Shepard v. United States
290 U.S. 96, 54 S.Ct. 22, 78 L.Ed. 196 (1933)

  • Shepard was married, but was in love with another woman.
  • Shepard’s wife was poisoned.  As she lay on her deathbed she told her nurse that she believed that the whisky she had been drinking was poisoned and said, “Dr. Shepard has poisoned me!”
  • Shepard was arrested in charged with murder.
  • At trial, the prosecution attempted to introduce Mrs. Shepard’s statement.
    • Shepard objected on the grounds that it was hearsay.
    • The prosecution argued that under the common law, it was a dying declaration and was therefore an exception to hearsay.
  • The Trial Judge originally struck the statement, but the nurse then testified that Mrs. Shepard also said that she knew she was going to die.  The Trial Judge then allowed the statement to be admitted.
    • One of the requirements for a dying declaration to be admissible is that the declarant must believe they are going to die.
  • The Trial Court found Shepard guilty of murder.  Shepard appealed.
    • Shepard unsuccessfully argued that his wife was suicidal and had poisoned herself.
  • The Appellate Court affirmed.  Shepard appealed.
    • The Appellate Court found that the statement was not admissible as a dying declaration.

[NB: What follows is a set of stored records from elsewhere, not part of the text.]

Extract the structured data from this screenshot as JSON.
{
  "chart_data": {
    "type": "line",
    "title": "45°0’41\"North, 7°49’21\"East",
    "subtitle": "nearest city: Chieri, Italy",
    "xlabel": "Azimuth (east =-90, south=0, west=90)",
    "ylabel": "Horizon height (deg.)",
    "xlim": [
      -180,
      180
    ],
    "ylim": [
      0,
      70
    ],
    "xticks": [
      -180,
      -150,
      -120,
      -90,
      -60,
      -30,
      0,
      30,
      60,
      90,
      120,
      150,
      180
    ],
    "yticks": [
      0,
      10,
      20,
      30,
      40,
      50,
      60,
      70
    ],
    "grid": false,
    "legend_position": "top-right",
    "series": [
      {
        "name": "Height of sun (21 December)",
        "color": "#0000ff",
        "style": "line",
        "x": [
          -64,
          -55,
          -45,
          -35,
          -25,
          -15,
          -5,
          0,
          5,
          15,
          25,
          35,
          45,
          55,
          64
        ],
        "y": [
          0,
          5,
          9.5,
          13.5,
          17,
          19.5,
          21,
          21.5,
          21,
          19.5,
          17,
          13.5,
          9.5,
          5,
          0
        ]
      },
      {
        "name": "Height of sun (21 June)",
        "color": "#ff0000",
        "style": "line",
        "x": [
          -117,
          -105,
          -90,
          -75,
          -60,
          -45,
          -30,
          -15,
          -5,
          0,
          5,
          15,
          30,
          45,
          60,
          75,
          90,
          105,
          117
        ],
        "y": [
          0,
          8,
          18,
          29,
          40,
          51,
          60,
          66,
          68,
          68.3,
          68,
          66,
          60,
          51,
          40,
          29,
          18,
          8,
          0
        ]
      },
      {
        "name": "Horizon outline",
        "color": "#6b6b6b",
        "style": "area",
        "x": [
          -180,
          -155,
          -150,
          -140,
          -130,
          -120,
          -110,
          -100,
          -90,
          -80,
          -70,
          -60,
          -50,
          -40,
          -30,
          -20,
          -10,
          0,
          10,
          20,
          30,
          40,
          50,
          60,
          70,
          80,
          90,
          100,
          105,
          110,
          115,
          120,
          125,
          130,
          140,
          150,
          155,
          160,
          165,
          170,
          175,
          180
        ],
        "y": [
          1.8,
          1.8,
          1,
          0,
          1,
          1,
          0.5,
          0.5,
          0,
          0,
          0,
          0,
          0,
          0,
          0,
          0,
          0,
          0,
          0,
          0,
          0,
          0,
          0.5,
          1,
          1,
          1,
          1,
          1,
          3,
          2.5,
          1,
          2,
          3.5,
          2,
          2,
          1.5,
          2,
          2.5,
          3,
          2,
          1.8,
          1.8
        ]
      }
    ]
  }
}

    • However, the Appellate Court found that the statement was admissible to prove Mrs. Shepard’s state of mind.
      • Shepard had introduced testimony that suggested Mrs. Shepard was suicidal.  The prosecution argued that Mrs. Shepard’s statement proved that she was not suicidal.
        • People who commit suicide don’t normal accuse others of poisoning them.
        • The statement could not be used to prove the allegation that Shepard actually poisoned his wife, only that she believed that Shepard poisoned her and that belief rebuts Shepard’s argument that she poisoned herself.
  • The US Supreme Court reversed.
    • The US Supreme Court found that the statement had not been used to show state of mind.  The prosecution had offered it as proof of a dying declaration.
      • The trial record showed that the statement was admitted upon the footing of a dying declaration and not merely indicative of the persistence of a will to live.
        • No jury instruction had been issued on how the jury was to use the testimony.
    • The Court distinguished statements that look forward from those that look backwards.  Forward-looking statements about one’s own actions such as, “I’m going to the zoo tomorrow” hold more weight in establishing state of mind, than backwards-looking statements about another’s action such as “I’ve been poisoned.”
      • Basically, in this case you have to rely on Shepard’s wife’s memory.
  • This case modified the Hillman Doctrine by saying that only forward looking statements of intention can be used inferentially to prove other matters which are in issue.
    • Backwards looking statements are now known as “Shepard Statements”.
    • See Mutual Life Ins. Co. v. Hillmon (145 U.S. 285 (1982)).
  • This case was decided under the common law.  Today it would be governed by FRE 803(3).
    • FRE 803(3) specifically excludes statements of memory or belief to prove the fact remembered or believed unless it relates to the execution, revocation, identification, or terms of declarant’s will.